El capataz se llevó la mano al mentón,
pensativo. Había comprendido a qué se refería Celia con “algún rumor”. No creía
que fuera eso. Debía de tratarse de otra cosa.
-¿Y María? –preguntó Gonzalo-. ¿Está dentro?
-No –negó ella-. Como el restaurante está
sin clientela, pues tampoco hay excusa para que Teresa venga y… -se mordió la
lengua al darse cuenta de que había hablado de más. Quizá Gonzalo estuviese al
tanto, pero Andrés no.
-¿Qué sucede con Teresa? –preguntó el
capataz, mirando a uno y a otro.
Gonzalo y Celia cruzaron una mirada de
entendimiento.
-Nada importante; si no hay mesas que
atender, Teresa no tiene manteles que lavar y planchar –cortó Gonzalo.
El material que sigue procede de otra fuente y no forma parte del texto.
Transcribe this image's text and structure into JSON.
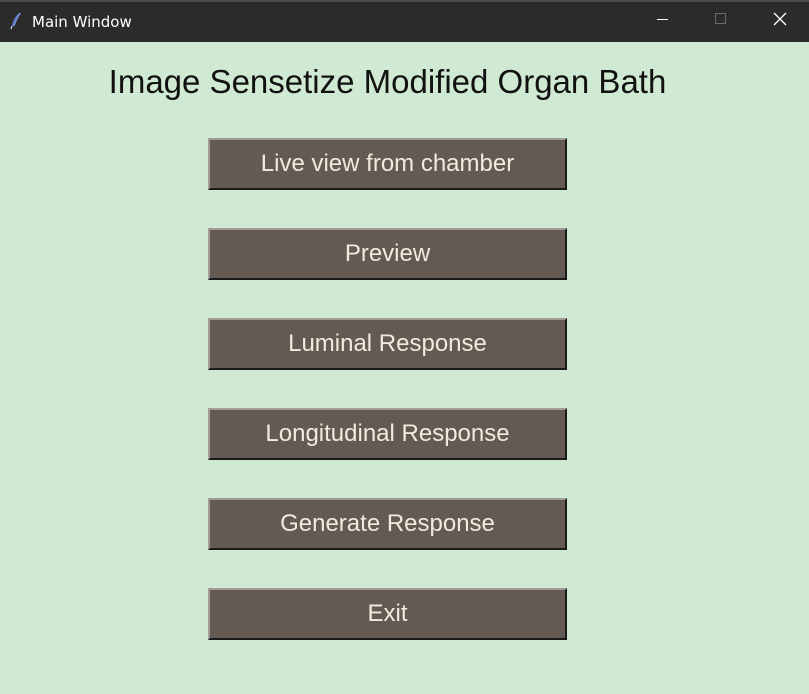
{
  "window": {
    "title": "Main Window",
    "controls": {
      "minimize_icon": "minimize-icon",
      "maximize_icon": "maximize-icon",
      "close_icon": "close-icon"
    }
  },
  "main": {
    "heading": "Image Sensetize Modified Organ Bath",
    "buttons": [
      {
        "label": "Live view from chamber"
      },
      {
        "label": "Preview"
      },
      {
        "label": "Luminal Response"
      },
      {
        "label": "Longitudinal Response"
      },
      {
        "label": "Generate Response"
      },
      {
        "label": "Exit"
      }
    ]
  },
  "colors": {
    "background": "#cfe9d2",
    "titlebar": "#2b2b2b",
    "button_bg": "#635a54",
    "button_text": "#f0ecdc"
  }
}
No
podían contárselo a Andrés. Todavía no. Aunque posiblemente el capataz les
apoyase, era mejor callar. Cuanta menos gente estuviese al tanto de las clases
clandestinas, mucho mejor.
-¿Y Julio? –se volvió hacia Celia, queriendo
desviar la atención-.¿Tampoco viene?
-Estuvo ayer –se encogió de hombros, sin
darle importancia-. Pero de momento hoy no se ha presentado.
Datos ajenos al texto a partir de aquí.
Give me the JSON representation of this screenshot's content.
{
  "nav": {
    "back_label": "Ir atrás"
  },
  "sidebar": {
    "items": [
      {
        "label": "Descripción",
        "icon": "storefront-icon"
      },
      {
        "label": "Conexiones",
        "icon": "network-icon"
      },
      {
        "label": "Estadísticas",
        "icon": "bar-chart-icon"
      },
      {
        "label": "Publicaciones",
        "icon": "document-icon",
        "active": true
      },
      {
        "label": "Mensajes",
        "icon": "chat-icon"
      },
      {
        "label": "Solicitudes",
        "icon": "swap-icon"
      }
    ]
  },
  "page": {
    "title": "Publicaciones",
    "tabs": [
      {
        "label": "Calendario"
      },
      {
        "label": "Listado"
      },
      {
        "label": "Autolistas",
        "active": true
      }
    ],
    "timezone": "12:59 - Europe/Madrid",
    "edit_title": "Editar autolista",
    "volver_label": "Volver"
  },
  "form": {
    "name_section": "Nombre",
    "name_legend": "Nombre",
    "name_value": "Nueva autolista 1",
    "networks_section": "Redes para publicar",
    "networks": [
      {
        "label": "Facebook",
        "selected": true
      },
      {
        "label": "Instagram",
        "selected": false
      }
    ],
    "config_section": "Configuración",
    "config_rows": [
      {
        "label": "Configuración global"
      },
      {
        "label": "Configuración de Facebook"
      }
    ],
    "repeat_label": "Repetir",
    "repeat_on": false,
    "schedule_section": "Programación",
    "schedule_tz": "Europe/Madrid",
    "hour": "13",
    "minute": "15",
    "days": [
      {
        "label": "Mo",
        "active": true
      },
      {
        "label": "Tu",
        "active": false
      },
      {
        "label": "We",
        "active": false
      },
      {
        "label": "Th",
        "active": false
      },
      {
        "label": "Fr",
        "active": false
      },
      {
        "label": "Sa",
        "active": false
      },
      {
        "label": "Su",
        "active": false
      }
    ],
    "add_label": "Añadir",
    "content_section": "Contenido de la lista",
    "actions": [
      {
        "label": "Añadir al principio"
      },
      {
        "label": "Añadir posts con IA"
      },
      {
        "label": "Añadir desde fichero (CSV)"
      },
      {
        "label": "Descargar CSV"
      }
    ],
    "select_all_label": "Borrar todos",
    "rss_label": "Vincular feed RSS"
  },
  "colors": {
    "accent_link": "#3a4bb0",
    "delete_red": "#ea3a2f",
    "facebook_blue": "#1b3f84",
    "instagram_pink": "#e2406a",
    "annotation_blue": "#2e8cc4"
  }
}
Gonzalo tampoco quiso darle importancia a
aquel dato. Si Teresa no había ido a trabajar posiblemente Julio tampoco iría a
recogerla. Habría que esperar unos días para ver cómo avanzaba el asunto.
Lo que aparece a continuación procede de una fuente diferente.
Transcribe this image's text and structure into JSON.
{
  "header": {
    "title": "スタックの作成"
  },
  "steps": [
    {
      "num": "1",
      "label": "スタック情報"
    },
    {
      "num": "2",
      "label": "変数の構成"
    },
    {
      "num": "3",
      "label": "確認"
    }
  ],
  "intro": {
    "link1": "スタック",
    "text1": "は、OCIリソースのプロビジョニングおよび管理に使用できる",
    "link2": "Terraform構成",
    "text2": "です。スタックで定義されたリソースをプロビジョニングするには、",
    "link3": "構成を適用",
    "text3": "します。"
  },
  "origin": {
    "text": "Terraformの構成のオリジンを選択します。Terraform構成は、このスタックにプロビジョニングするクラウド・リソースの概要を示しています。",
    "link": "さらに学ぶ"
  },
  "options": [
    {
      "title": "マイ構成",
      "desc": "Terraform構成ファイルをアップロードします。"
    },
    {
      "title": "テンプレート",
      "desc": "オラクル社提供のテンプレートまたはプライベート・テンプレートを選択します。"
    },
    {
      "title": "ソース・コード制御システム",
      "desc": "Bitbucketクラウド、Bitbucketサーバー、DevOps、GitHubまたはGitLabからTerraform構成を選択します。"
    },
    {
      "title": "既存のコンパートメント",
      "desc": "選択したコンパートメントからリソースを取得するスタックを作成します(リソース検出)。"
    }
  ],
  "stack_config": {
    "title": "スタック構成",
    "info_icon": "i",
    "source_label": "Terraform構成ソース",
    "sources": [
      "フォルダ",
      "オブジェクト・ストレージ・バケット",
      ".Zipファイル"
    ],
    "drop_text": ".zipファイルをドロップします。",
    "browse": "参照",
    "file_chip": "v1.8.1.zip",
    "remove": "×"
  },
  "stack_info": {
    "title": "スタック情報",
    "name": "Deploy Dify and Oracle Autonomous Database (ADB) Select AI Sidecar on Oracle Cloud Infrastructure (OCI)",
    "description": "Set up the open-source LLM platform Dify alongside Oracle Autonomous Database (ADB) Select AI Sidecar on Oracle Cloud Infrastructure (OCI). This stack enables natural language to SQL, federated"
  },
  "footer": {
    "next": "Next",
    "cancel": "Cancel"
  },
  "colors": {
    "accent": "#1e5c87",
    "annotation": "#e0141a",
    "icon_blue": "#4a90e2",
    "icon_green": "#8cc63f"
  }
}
-¿Qué os pongo? –apenas hasta entonces, Celia
se dio cuenta de que no les había ofrecido nada.
-Ehhh… nada –se disculpó Gonzalo-. María me
estará esperando en casa.
-A mí ponme uno de esos vinos Castañeda –le
pidió Andrés, tratando de sacarle una sonrisa.
Celia asintió y fue a buscar una botella que
tenía en la bodega.
Gonzalo aprovechó entonces para contarle a
Andrés lo que había estado pensando.
-No podemos dejar que esto continúe así –le
dijo al capataz-. Algo me dice que tras esta desbandada se encuentran los
tejemanejes de esos contrabandistas –Andrés asintió en silencio. A él también
se le había pasado aquella idea por la cabeza.
-¿Qué propones?
Gonzalo se mesó la barba, torciendo la boca
en un gesto malhumorado.
-Lo que no quería hacer –suspiró, sin más
opción-. Te espero a las diez en la plaza del pueblo. Allí te contaré.
El capataz quiso preguntarle dónde pensaba
ir, sin embargo la vuelta de Celia se lo impidió.
Gonzalo se despidió de ellos y emprendió el
camino a casa.
Ahora venía lo más difícil. ¿Cómo saldría
esa noche sin que María sospechara de sus verdaderas intenciones?